Nell’esplosione morirono e rimasero coinvolti il magistrato Paolo Borsellino e cinque agenti della scorta, Agostino Catalano, Vincenzo Li Muli, Walter Eddie Cosina, Claudio Traina ed Emanuela Loi, prima donna della Polizia di Stato a cadere in servizio, nonché a far parte di una scorta. L’unico sopravvissuto fu l’agente Antonino Vullo, che al momento dell’esplosione stava parcheggiando una delle auto blindate.

I “57 giorni” che separavano le due Stragi

Borsellino nei circa due mesi che separavano la sua morte da quella di Falcone, rilasciò numerose interviste e partecipò a parecchi convegni per denunciare e far luce sull’isolamento che i giudici sono costretti a “subire” e sull’incapacità o la mancata volontà da parte della politica di dare risposte serie e convinte alla lotta alla criminalità organizzata.

Inoltre svariate volte mise in evidenza la “fine” che ogni magistrato “sovraesposto” è destinato a fare, senza sostanzialmente avere colpe, se non quella di andare fino in fondo a determinate situazioni, nel tentativo di sconfiggere questo fenomeno chiamato “mafia”.

Oggi, 32 anni dopo

Nella giornata di oggi, avranno luogo in tutta Italia, specialmente in Sicilia, molteplici cortei, iniziative e manifestazioni, per rendere omaggio a Paolo Borsellino e alle vittime della Strage di via D’Amelio.
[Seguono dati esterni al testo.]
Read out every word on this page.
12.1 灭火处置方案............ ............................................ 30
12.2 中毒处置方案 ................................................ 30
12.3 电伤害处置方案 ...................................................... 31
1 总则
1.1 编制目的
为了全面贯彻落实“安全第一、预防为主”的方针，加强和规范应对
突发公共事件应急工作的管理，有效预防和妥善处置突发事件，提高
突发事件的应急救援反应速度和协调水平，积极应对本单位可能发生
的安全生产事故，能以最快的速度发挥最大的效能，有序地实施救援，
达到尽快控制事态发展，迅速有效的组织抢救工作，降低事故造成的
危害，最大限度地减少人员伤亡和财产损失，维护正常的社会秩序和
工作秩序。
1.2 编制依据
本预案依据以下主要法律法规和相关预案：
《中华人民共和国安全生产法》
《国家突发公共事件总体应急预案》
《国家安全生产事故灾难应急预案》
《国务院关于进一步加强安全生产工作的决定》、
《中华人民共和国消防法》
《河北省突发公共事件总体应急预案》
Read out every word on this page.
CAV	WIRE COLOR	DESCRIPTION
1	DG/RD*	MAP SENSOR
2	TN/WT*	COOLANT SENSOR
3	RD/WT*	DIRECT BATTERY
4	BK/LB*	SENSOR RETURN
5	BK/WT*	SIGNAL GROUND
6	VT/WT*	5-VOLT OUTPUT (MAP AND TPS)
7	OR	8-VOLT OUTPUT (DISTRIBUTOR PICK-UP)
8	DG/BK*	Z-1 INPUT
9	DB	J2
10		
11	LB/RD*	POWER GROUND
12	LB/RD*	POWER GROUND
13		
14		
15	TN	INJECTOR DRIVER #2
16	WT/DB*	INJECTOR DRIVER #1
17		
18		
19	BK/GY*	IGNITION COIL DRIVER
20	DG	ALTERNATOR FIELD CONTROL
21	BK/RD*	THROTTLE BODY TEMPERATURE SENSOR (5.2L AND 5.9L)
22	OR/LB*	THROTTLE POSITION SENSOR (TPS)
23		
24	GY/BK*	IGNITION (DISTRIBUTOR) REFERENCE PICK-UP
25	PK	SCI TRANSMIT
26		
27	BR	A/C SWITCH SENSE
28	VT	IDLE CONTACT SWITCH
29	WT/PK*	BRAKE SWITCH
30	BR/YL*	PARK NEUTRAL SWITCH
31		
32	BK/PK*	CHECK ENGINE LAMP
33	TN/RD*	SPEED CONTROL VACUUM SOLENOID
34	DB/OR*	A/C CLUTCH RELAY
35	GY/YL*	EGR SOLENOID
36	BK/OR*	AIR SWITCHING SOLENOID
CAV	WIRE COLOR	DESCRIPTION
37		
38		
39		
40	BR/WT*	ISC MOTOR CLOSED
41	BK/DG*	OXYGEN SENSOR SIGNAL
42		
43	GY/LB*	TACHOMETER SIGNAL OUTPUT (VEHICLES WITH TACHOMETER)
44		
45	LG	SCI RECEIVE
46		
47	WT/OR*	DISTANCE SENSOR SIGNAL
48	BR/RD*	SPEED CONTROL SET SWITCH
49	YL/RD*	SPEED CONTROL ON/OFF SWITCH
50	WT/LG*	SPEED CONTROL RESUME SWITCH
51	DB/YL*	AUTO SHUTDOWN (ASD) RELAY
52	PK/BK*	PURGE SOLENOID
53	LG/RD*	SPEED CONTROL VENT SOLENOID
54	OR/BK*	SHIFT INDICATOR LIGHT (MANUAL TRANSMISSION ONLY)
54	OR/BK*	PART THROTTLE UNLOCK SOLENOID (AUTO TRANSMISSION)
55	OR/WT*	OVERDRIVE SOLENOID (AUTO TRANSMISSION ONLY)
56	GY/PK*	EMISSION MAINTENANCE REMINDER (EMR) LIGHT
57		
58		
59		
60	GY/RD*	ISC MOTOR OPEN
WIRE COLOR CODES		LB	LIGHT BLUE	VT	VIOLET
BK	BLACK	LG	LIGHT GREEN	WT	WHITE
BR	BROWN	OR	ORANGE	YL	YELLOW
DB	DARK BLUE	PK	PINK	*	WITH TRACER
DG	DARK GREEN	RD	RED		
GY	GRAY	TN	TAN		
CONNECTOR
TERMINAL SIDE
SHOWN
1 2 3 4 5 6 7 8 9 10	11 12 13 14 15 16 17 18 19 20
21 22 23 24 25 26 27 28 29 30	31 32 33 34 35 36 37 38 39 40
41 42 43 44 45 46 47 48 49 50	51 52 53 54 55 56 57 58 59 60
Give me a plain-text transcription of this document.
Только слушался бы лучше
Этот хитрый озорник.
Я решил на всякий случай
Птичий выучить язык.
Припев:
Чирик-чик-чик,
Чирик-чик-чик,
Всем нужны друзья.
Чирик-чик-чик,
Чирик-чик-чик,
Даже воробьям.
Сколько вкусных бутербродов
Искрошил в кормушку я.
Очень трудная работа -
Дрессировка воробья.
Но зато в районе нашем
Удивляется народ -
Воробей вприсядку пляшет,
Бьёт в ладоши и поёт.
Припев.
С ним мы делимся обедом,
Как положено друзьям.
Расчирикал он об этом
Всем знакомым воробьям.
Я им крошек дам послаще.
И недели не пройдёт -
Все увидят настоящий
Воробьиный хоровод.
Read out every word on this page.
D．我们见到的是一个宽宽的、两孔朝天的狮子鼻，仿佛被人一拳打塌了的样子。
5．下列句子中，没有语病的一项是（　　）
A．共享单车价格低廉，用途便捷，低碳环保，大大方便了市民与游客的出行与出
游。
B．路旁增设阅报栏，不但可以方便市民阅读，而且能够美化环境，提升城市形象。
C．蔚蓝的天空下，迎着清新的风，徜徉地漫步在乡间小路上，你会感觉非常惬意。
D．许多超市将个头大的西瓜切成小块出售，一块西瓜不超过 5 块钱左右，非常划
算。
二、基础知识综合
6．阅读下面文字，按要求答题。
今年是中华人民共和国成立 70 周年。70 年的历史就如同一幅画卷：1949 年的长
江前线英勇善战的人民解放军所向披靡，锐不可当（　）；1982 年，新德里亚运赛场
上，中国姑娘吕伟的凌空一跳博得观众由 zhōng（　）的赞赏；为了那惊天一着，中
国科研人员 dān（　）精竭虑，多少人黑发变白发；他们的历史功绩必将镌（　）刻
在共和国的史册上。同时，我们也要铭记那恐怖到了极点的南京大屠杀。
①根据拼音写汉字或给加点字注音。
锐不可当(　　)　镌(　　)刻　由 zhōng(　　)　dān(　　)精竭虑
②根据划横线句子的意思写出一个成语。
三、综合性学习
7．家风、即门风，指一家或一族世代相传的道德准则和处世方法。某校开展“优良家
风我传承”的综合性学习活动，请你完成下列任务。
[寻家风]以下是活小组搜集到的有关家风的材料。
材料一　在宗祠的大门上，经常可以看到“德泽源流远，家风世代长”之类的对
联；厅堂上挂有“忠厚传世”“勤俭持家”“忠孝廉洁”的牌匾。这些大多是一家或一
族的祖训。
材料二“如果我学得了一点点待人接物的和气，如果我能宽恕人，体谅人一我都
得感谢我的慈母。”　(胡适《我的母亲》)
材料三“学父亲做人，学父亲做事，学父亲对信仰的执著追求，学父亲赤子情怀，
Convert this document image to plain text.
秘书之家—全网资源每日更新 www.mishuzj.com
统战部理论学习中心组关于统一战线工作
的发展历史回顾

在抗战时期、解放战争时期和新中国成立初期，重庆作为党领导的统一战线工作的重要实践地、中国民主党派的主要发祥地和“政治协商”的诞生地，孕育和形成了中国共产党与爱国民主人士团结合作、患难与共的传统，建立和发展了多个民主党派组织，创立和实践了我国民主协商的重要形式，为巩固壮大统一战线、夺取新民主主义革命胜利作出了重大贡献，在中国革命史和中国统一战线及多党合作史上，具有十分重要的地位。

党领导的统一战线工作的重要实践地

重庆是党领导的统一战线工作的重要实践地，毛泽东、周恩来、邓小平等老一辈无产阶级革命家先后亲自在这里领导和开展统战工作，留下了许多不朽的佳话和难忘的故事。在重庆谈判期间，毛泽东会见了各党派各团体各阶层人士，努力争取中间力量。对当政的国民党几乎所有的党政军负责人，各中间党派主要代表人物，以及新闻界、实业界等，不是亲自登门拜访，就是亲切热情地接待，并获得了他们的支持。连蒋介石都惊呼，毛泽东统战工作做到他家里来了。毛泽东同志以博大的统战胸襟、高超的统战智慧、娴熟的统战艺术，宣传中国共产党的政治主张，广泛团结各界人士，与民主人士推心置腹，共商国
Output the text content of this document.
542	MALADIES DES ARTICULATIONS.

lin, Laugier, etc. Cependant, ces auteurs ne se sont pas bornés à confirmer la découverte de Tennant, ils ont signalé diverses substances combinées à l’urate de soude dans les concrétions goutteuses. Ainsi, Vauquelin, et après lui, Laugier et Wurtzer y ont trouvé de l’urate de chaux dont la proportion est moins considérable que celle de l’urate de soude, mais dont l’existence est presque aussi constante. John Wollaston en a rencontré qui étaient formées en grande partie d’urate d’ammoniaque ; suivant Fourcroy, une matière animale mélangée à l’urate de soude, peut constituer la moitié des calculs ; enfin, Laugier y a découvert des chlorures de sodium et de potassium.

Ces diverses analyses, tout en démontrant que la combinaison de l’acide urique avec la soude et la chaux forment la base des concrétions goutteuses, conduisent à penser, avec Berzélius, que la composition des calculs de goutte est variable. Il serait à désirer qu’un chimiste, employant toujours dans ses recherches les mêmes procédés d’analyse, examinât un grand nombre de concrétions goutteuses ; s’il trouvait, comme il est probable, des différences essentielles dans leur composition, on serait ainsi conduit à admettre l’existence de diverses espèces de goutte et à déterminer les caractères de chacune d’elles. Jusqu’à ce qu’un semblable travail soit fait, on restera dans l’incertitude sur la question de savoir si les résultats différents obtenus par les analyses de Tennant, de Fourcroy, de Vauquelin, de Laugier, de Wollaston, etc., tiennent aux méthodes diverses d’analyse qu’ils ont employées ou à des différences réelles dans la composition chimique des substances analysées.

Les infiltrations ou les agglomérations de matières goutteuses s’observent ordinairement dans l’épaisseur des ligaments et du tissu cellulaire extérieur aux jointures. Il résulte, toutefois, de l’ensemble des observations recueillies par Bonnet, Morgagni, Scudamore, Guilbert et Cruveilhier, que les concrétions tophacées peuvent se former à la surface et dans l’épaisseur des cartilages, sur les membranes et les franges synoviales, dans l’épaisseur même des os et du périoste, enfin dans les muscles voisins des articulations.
Inoltre quest’anno, come ormai da diversi anni, il Liceo Artistico Statale “Emilio Greco”, in collaborazione con l’ANM (Associazione Nazionale Magistrati), in ricordo delle Stragi che hanno segnato profondamente e in maniera forte/indelebile ognuno di noi, ha realizzato un’installazione artistica, raffigurante una delle immagini più iconiche dei giudici Falcone e Borsellino.

La “Scalinata della Legalità” a Catania

La cosiddetta “Scalinata della Legalità” è stata creata seguendo uno schema ben preciso, con vari step. I lavori, in base alla tabella, sono cominciati mercoledì 17 aprile con il ricalco del disegno preparatorio e la numerazione colori, sono seguite due stesure dei grigi, una effettuata giovedì 18 e l’altra mercoledì 24, poi martedì 30 si è passati a dipingere la parte “rossa” della bandiera e giovedì 2 quella “verde”.

In ultimo, dopo diverse fasi di rifinitura che hanno avuto luogo fino a lunedì 20 maggio, si è giunti alla sistemazione del materiale per il trasporto e mercoledì 22 al montaggio, sistemando appositamente ogni “lastra” per scalino, nelle scale del Palazzo di Giustizia di Catania, situato a Piazza Giovanni Verga.

L’inaugurazione si è svolta il giorno seguente, il 23 maggio, in occasione della Giornata della Legalità, in ricordo della Strage di Capaci.

L’opera, come previsto e salvo ulteriori proroghe, rimarrà nella scalinata del Tribunale di Catania anche nella giornata di oggi, per ricordare Paolo Borsellino e le vittime della Strage di via D’Amelio.

La data di smontaggio finale invece è stata fissata per lunedì 22 luglio.